Eglises d'Asie

Des récepteurs radios fournis par le gouvernement aux minorités ethniques captent avec une grande clarté les émissions religieuses en provenance de Manille

Publié le 18/03/2010




Un article publié dans la revue officielle des jeunes communistes Thanh Niên (Jeunesse) (24) montre comment la politique d’aide pratiquée par le Parti et l’Etat à l’égard des minorités ethniques des régions montagneuses du Vietnam a pu quelquefois contribuer d’une façon tout à fait indirecte aux progrès de l’évangélisation dans ces milieux. En l’occurrence, le journal raconte comment des récepteurs-radios vendus à bas prix aux montagnards, grâce à des subventions gouvernementales, ont été les instruments de cette aide involontaire des autorités à la diffusion de la religion.

En 1998, sur la proposition de la Commission des ethnies montagnardes, le gouvernement vietnamien décida de mettre en ouvre un vaste programme de diffusion et de vente d’appareils récepteurs-radios à prix réduit pour les populations des régions montagnardes, une politique déjà expérimentée l’année précédente dans les provinces de Ha Giang et Cao Bang. Pour chaque poste vendu, l’Etat fournirait une somme de 100 000 à 125 000 dôngs (50 à 62 francs français). Au total, l’Etat décidait de débloquer un crédit de 12 milliards de dôngs (6 millions de francs) destiné à subventionner la vente à prix réduit de 105 687 postes récepteurs aux populations montagnardes de 10 provinces. Pour les autorités de l’Etat et du Parti, affirme l’article de Thanh Niên, ce projet revêtait une signification hautement politique, ce qui laisse penser qu’il avait pour objectif de renforcer l’influence du gouvernement dans ces régions éloignées.

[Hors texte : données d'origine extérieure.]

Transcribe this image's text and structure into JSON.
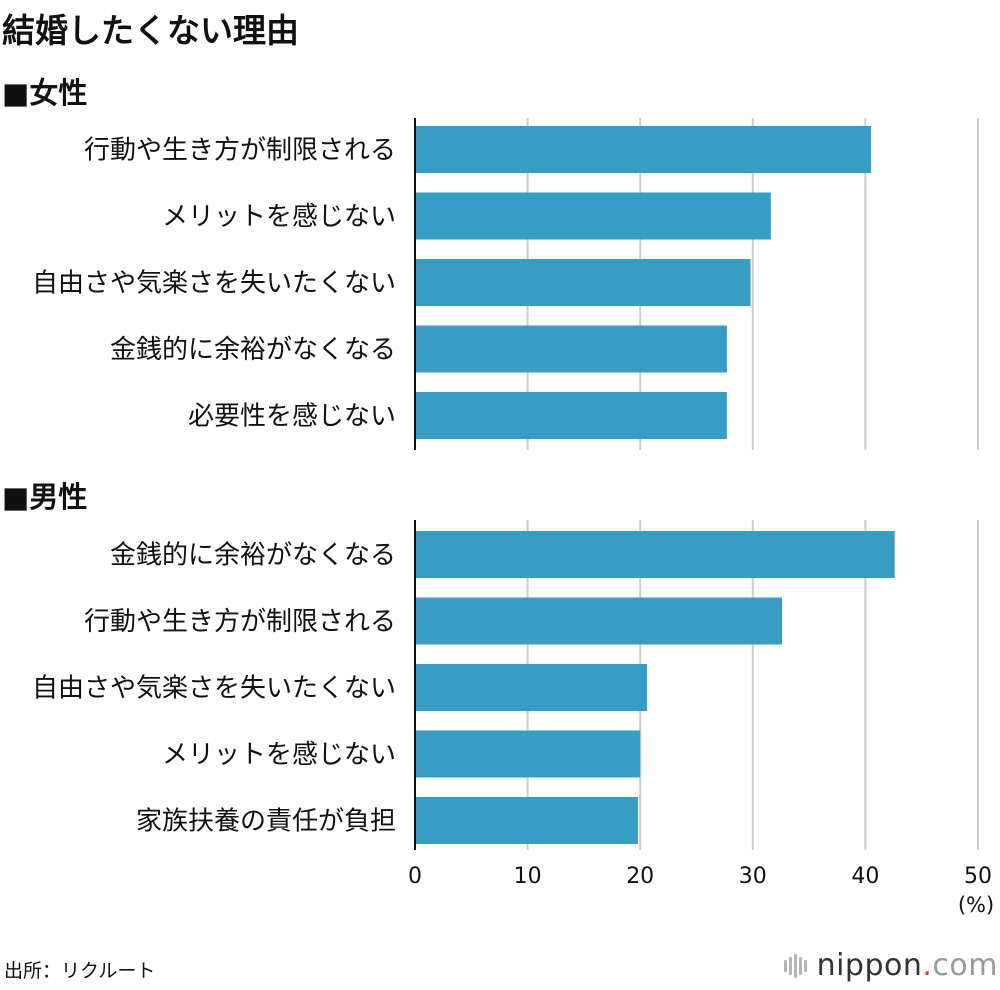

Bien que le décret indiquant le mode de fabrication et de diffusion de ces postes ait prévu que la réalisation de ce projet ferait l’objet d’une adjudication publique, en réalité, après quelques tractations à l’amiable, elle fut confiée purement et simplement à quatre sociétés dont les noms sont énumérés dans l’article de Thanh Niên. Chacune d’entre elles fut chargée de produire et de vendre un certain nombre de récepteurs-radios à prix réduit pour une région déterminée.

Selon les révélations d’un fonctionnaire d’un service gouvernemental de Hai Phong, qui a voulu garder l’anonymat, on constata bientôt que les récepteurs fournis à la population de Ha Giang par une compagnie de Hai Phong, appelée Hapeleclec, étaient dotés de caractéristiques extrêmement spéciales. Il leur était très difficile, voire impossible de capter les émissions de la radio nationale, la Voix du Vietnam diffusée pourtant depuis la capitale, Hanoi, alors que des émissions en provenance de l’étranger, de Chine ou des Philippines, étaient reçues particulièrement clairement. Plus étrange encore, selon le fonctionnaire de Hai Phong, ces postes de radio devenaient particulièrement performants le soir, lors des émissions en langue h’mong de Radio Manille » (sic) – en réalité Radio Veritas des émissions, précise l’article, à contenu religieux, visant à semer la division au sein du peuple Les révélations fournies par le journal sur cette affaire s’arrêtent là, sans aller plus avant dans l’éclaircissement de ce mystère.

Dans les autres provinces, les populations bénéficiaires de l’aide gouvernementale ont eu beaucoup moins de chance que celles de Ha Giang. En effet, à Lao Cai, par exemple, selon le secrétaire de la section provinciale du Parti communiste, les 14 000 postes vendus en 1998 par une société de Nam Dinh se sont révélés incapables de capter non seulement Hanoi, mais aussi la Chine et Manille. La plupart de leurs propriétaires les ont jetés au bout de quelque temps et en 1999, il n’y eut plus personne pour en acheter malgré leur prix très avantageux.